Insgeheim unterstützt der Bund aber dennoch die Obstverwertung. Gesamthaft betrugen die Ausgaben 2021 für Obstverwertung 2,8 Millionen Franken, wie das BLW auf Anfrage der BauernZeitung mitteilt. Dies ist etwas weniger als im Vorjahr (2020: 3,2 Mio Fr.). Die Beiträge an die Marktreserve von Kernobstsaftkonzentrat beliefen sich im Jahr 2021 auf 0,84 Millionen Franken und waren somit fast gleich hoch wie im Vorjahr (2020: 0,85 Mio Fr.). An wen genau diese Lagerbeiträge gehen, gibt das Bundesamt für Landwirtschaft nicht bekannt. Aber natürlich profitieren davon die grossen Mostereien. Auch variiere laut dem BLW der Lagerbeitrag von Jahr zu Jahr nicht gross. Ob Grossernte oder nicht, spielt eigentlich keine Rolle – diesbezüglich wäre der Bund also sehr wohl in der Verantwortung, diese Praxis genauer unter die Lupe zu nehmen.

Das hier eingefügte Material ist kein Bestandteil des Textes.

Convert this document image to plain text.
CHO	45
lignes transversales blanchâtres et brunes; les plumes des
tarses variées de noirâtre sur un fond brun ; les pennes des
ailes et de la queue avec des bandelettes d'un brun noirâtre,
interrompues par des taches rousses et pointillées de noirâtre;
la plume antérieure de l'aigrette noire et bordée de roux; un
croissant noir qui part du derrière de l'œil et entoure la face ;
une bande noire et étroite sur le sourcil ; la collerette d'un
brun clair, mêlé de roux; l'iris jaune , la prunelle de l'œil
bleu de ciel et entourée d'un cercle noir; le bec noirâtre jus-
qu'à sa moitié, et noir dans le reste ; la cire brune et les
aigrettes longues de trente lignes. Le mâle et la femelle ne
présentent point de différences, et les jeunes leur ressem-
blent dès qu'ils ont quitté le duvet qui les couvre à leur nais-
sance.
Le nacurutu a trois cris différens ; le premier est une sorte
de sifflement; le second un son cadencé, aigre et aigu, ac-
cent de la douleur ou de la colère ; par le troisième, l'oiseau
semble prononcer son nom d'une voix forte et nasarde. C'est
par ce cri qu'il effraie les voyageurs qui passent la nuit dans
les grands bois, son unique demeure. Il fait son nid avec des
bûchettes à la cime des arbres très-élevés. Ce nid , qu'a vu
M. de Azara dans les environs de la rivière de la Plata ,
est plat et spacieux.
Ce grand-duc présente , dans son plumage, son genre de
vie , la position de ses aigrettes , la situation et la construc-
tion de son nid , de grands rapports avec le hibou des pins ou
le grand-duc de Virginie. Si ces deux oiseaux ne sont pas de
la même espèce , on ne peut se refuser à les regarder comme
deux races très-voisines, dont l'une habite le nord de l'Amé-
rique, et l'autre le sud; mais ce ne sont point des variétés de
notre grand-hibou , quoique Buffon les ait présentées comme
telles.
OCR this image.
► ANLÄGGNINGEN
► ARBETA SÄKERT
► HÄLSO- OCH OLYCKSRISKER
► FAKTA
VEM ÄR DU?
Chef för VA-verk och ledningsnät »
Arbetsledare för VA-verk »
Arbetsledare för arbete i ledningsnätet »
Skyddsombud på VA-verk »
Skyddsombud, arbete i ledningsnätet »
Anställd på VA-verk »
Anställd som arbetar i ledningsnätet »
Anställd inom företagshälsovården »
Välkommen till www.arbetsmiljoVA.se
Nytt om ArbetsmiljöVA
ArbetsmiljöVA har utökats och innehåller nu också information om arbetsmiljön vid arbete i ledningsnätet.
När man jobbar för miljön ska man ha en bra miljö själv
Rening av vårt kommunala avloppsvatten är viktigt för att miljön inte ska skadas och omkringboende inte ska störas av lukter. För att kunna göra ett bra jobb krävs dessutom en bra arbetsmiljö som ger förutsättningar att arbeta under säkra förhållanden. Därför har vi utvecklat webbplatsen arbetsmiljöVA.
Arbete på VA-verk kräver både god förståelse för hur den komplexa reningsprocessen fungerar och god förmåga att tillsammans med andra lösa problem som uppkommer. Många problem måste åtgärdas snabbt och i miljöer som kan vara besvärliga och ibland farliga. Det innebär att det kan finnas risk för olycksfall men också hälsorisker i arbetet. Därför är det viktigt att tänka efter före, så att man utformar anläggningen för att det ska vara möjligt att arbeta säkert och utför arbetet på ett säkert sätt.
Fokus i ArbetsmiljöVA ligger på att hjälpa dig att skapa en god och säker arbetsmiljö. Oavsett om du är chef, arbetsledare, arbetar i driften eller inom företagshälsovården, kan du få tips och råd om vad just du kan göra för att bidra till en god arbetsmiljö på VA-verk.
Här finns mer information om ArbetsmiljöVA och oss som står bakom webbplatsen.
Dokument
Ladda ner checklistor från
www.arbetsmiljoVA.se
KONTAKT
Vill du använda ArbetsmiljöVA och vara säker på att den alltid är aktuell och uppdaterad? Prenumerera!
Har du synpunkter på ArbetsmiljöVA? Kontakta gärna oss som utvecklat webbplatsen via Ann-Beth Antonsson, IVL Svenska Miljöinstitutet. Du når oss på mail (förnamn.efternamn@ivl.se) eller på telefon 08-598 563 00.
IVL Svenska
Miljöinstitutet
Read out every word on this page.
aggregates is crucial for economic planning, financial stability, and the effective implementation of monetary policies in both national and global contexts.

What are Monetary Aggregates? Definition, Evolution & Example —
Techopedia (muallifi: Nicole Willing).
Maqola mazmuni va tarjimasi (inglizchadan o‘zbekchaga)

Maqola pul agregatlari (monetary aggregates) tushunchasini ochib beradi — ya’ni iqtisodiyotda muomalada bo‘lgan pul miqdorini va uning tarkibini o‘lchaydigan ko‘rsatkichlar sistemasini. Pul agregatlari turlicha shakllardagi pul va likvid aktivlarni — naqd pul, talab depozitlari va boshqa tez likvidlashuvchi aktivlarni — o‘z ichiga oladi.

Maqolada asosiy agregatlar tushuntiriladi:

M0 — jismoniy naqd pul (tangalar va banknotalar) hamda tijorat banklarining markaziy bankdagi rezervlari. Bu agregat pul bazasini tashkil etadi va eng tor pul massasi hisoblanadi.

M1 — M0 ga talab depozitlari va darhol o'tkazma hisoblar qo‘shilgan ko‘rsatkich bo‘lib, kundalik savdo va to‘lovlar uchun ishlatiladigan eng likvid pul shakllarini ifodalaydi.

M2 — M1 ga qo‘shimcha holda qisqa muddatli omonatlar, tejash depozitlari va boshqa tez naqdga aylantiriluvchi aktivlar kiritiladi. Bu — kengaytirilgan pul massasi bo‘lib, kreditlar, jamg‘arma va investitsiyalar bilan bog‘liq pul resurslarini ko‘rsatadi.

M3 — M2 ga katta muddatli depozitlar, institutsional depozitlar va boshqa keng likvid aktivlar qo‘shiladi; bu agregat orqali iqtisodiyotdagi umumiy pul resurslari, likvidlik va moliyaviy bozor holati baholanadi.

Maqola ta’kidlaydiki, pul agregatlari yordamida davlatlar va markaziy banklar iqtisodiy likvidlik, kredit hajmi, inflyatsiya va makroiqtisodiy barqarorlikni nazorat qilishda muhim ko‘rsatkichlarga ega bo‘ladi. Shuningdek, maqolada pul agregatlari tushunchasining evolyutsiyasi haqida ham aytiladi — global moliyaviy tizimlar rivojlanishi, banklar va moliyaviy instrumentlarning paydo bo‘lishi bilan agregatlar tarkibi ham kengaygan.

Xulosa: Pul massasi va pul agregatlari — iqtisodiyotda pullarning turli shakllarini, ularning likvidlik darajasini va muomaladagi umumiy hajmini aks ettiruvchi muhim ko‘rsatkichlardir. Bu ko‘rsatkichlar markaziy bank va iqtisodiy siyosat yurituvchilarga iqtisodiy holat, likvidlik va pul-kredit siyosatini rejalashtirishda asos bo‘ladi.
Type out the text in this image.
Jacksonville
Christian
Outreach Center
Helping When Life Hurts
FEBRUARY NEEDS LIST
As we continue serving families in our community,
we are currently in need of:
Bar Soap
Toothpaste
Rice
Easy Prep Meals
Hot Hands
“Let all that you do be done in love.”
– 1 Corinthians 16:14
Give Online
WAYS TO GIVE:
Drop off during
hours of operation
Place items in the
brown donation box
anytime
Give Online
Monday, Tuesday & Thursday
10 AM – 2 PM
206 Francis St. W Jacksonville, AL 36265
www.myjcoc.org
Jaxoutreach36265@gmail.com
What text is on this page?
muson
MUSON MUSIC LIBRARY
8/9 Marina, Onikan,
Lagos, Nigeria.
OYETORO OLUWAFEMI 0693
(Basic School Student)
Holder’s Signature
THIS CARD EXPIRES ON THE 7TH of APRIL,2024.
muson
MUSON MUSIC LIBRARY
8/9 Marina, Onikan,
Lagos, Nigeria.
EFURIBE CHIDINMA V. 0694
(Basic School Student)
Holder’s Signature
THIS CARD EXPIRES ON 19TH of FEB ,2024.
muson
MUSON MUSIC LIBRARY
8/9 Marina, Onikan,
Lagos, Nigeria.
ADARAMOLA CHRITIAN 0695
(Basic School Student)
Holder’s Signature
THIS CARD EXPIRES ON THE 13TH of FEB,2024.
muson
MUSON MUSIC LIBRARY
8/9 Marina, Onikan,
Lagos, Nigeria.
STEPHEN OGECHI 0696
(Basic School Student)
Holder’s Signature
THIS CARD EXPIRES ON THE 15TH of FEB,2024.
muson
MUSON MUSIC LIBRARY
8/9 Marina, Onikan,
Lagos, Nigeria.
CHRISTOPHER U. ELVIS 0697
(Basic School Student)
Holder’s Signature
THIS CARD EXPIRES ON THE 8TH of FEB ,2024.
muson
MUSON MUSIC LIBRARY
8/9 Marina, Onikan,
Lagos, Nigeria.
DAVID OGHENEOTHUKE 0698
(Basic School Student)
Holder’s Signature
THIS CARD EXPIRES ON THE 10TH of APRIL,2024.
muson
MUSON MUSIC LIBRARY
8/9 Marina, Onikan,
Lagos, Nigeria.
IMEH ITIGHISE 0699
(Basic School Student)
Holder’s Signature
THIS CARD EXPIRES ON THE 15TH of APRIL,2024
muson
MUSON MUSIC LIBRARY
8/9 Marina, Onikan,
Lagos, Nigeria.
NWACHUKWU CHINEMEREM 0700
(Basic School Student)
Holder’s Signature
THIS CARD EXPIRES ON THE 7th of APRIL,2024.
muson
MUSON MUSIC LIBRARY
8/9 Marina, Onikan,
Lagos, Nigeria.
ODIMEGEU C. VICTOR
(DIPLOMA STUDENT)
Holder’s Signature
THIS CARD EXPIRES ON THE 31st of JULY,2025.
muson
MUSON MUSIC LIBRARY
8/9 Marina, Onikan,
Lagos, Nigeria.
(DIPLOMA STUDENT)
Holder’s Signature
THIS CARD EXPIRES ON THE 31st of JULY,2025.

«Der Ausstoss von Apfelsaft ist in den letzten Jahren stark gesunken. Insbesondere jener von Saft ab Presse ist stark rückläufig. Seit 2013 ist der Absatz der Mostereien jährlich um 2 Prozent zurückgegangen», sagt Katja Lüthi vom SOV. Ja, es wäre schön, wenn Herr und Frau Schweizer mehr Apfelsaft trinken würden. Diesbezüglich wird marketingmässig schon sehr viel unternommen. Aber ob damit wirklich alle Probleme gelöst wären, ist fraglich.

Rendite oder Mitgliedernutzen
Die Ramseier Suisse AG arbeitet laut ihrer Homepage mit 7000 Bauern zusammen und verarbeitet 50 bis 60 Prozent des Schweizer Mostobsts. Die Marktmacht ist also beträchtlich. «Die Ramseier Suisse AG gehört der Fenaco, von der immer gesagt wird, dass wir über unsere Landi-Mitgliedschaft auch Mitbesitzer seien. Aber zu sagen haben wir nichts», sagt Ernst Peter.

Die Ramseier Suisse AG hätte es in der Hand, zu einem alternativen Ernteausgleichssystem beizutragen. Stünde sie doch als Fenaco-Tochtergesellschaft in der Pflicht, getreu dem Fenaco-Leitbild, die Landwirt(innen) bei der wirtschaftlichen Entwicklung ihrer Unternehmen zu unterstützen und eine Balance zwischen Rentabilität und Mitglieder-nutzen anzustreben.